Concatenate

Concatenates data from multiple sources.

Inputs

  • Primary Data: data set that defines the attribute set

  • Additional Data: additional data set

Outputs

  • Data: concatenated data

The widget concatenates multiple sets of instances (data sets). The merge is "vertical", in a sense that two sets of 10 and 5 instances yield a new set of 15 instances.

../../_images/Concatenate.png

  1. Set the attribute merging method:

    • all variables that appear in input tables will output columns from all input tables, assinging missing values for columns that were absent in each table

    • only variables that appear in all tables will output an intersection of columns from all input tables

  2. When merging multiple tables with the same data but different column names, check Use column names from the primary table and ignore names in other tables. The types of variables and names of categories (for categorical variables) must match.

    Check Treat variables with the same name as the same variable, even if they are computed using different formulae to consider columns with the same name as the same column in all input tables. Leaving it unchecked will not match by column name but by column identity.

  3. Add the identification of source data sets to the output data set.
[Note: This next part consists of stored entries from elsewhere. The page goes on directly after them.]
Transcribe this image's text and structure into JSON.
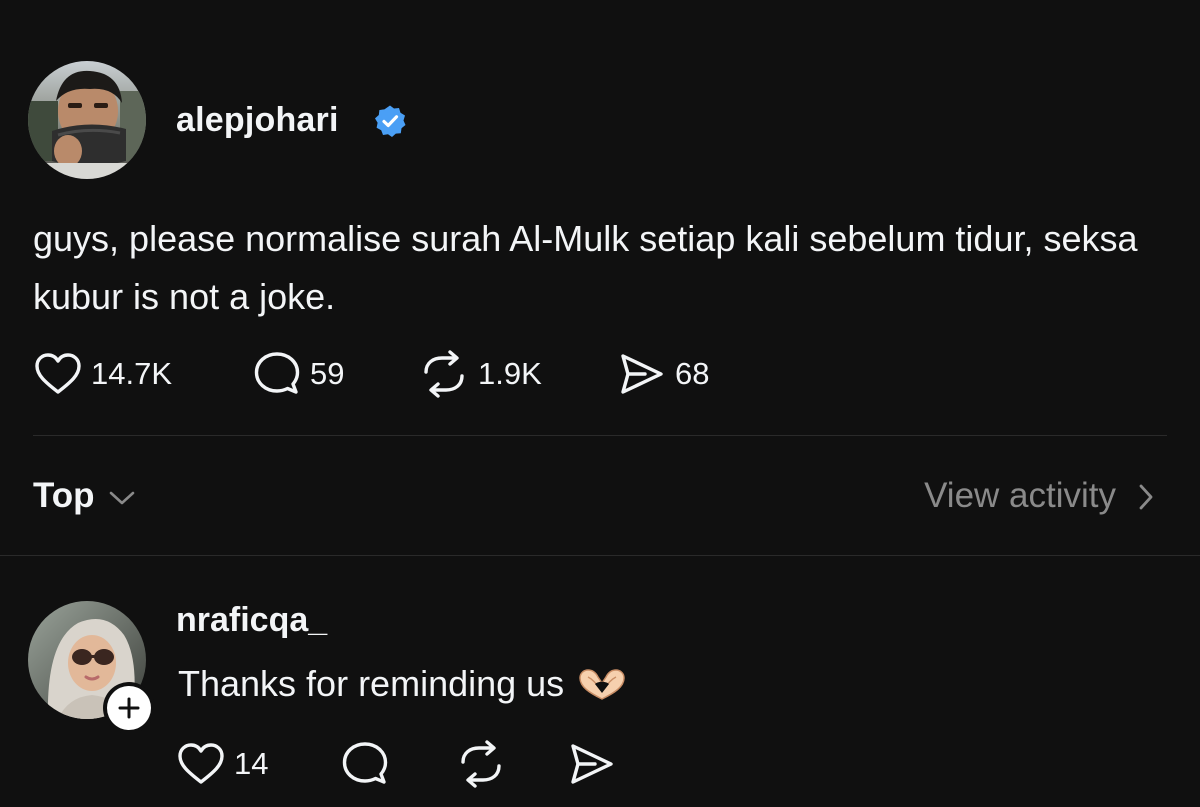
{
  "post": {
    "username": "alepjohari",
    "verified": true,
    "verified_icon": "verified-badge-icon",
    "text": "guys, please normalise surah Al-Mulk setiap kali sebelum tidur, seksa kubur is not a joke.",
    "actions": {
      "likes": "14.7K",
      "comments": "59",
      "reposts": "1.9K",
      "shares": "68"
    }
  },
  "replies_header": {
    "sort_label": "Top",
    "view_activity_label": "View activity"
  },
  "reply": {
    "username": "nraficqa_",
    "text": "Thanks for reminding us",
    "emoji_icon": "heart-hands-icon",
    "actions": {
      "likes": "14"
    }
  },
  "colors": {
    "background": "#101010",
    "text": "#f3f5f7",
    "secondary_text": "#8a8a8a",
    "verified_blue": "#4a9ff5",
    "divider": "#2a2a2a"
  }
}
The option will output an additional column with Feature name and a given type, defined in the Place option. The default will place source ID as a class variable. The new column will contain the names of the input tables as values.

  4. If Apply automatically is ticked, changes are communicated automatically. Otherwise, click Apply.

If one of the tables is connected to the widget as the primary table, the resulting table will contain only the attributes from this table. If there is no primary table, the attributes can be either a union of all attributes that appear in the tables specified as Additional Tables, or their intersection, that is, a list of attributes common to all the connected tables.

Example

As shown below, the widget can be used for merging data from two separate files. Let's say we have two data sets with the same attributes, one containing instances from the first experiment and the other instances from the second experiment and we wish to join the two data tables together. We use the Concatenate widget to merge the data sets by attributes (appending new rows under existing attributes).

Below, we used a modified Zoo data set. In the first File widget, we loaded only the animals beginning with the letters A and B and in the second one only the animals beginning with the letter C. Upon concatenation, we observe the new data in the Data Table widget, where we see the complete table with animals from A to C.

../../_images/Concatenate-Example.png